我正在实现“感知损失”功能。但是,PyTorch和Tensorflow给出了不同的结果。我使用了相同的图像。请让我知道为什么。
tensorflow
class FeatureExtractor(tf.keras.Model):
def __init__(self, n_layers):
super(FeatureExtractor, self).__init__()
extractor = tf.keras.applications.VGG16(weights="imagenet",
include_top=False,input_shape=(256, 256, 3))
extractor.trainable = True
#features = [extractor.layers[i].output for i in n_layers]
features = [extractor.get_layer(i).output for i in n_layers]
self.extractor = tf.keras.models.Model(extractor.inputs,features)
def call(self, x):
return self.extractor(x)
def loss_function(generated_image, target_image,
feature_extractor):
MSE = tf.keras.losses.MeanSquaredError()
mse_loss = MSE(generated_image, target_image)
real_features = feature_extractor(target_image)
generated_features = feature_extractor(generated_image)
perceptual_loss = 0
for i in range(len(real_features)):
loss = MSE(real_features[i], generated_features[i])
print(loss)
perceptual_loss += loss
return mse_loss, perceptual_loss
运行时间:
feature_extractor = FeatureExtractor(n_layers=["block1_conv1","block1_conv2",
"block3_conv2","block4_conv2"])
mse_loss, perceptual_loss = loss_function(image1, image2,
feature_extractor)
print(f"{mse_loss} {perceptual_loss} {mse_loss+perceptual_loss}")
它给出:
output:
tf.Tensor(0.0014001362, shape=(), dtype=float32)
tf.Tensor(0.030578917, shape=(), dtype=float32)
tf.Tensor(2.6163354, shape=(), dtype=float32)
tf.Tensor(0.842701, shape=(), dtype=float32)
0.002584027126431465 3.4910154342651367 3.4935994148254395
皮拓奇
class FeatureExtractor(torch.nn.Module):
def __init__(self, n_layers):
super(FeatureExtractor, self).__init__()
extractor = models.vgg16(pretrained=True).features
index = 0
self.layers = nn.ModuleList([])
for i in range(len(n_layers)):
self.layers.append(torch.nn.Sequential())

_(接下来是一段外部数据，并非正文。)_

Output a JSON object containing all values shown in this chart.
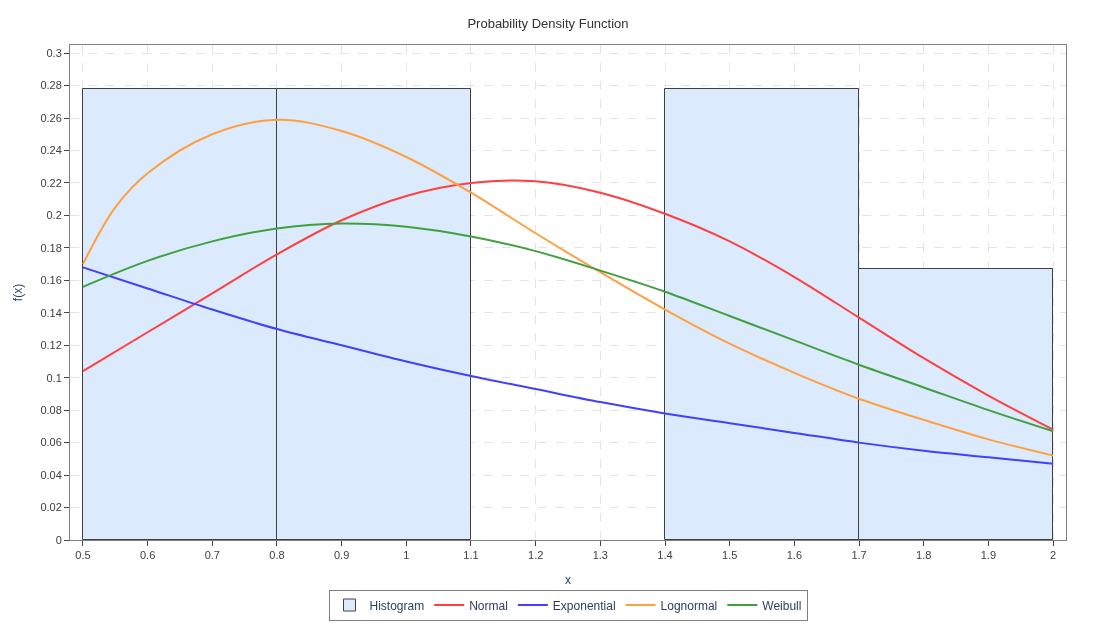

for j in range(index, n_layers[i] + 1):
self.layers[i].add_module(str(j), extractor[j])
index = n_layers[i] + 1
for param in self.parameters():
param.requires_grad = False
def forward(self, x):
result = []
for i in range(len(self.layers)):
x = self.layers[i](x)
result.append(x)
return result
def loss_function(generated_image, target_image, feature_extractor):
MSE = nn.MSELoss(reduction='mean')
mse_loss = MSE(generated_image, target_image)
real_features = feature_extractor(target_image)
generated_features = feature_extractor(generated_image)
perceptual_loss = 0
for i in range(len(real_features)):
loss = MSE(real_features[i], generated_features[i])
perceptual_loss += loss
print(loss)
return mse_loss, perceptual_loss
运行时间:
feature_extractor = FeatureExtractor(n_layers=[1, 3, 13, 20]).to(device)
mse_loss, perceptual_loss = loss_function(image1, image2,
feature_extractor)
print(f"{mse_loss} {perceptual_loss} {mse_loss+perceptual_loss}")
它给出:
output:
tensor(0.0003)
tensor(0.0029)
tensor(0.2467)
tensor(0.2311)
0.002584027359262109 0.4810013473033905 0.483585387468338
1条答案
按热度按时间vu8f3i0k1#
虽然是相同的模型,但是由于初始化参数不同,最终模型的参数可能会有所不同。对于不同的框架,比如keras和pytorch,在训练之前对输入图像进行预处理是不同的。因此,即使是相同的图像,处理后的tenor值也是不同的。下面的代码是一个例子,可以帮助理解。
另外,该模型的训练目标是分类精度,因此网络中间的特征图之间的差异结果是有意义的。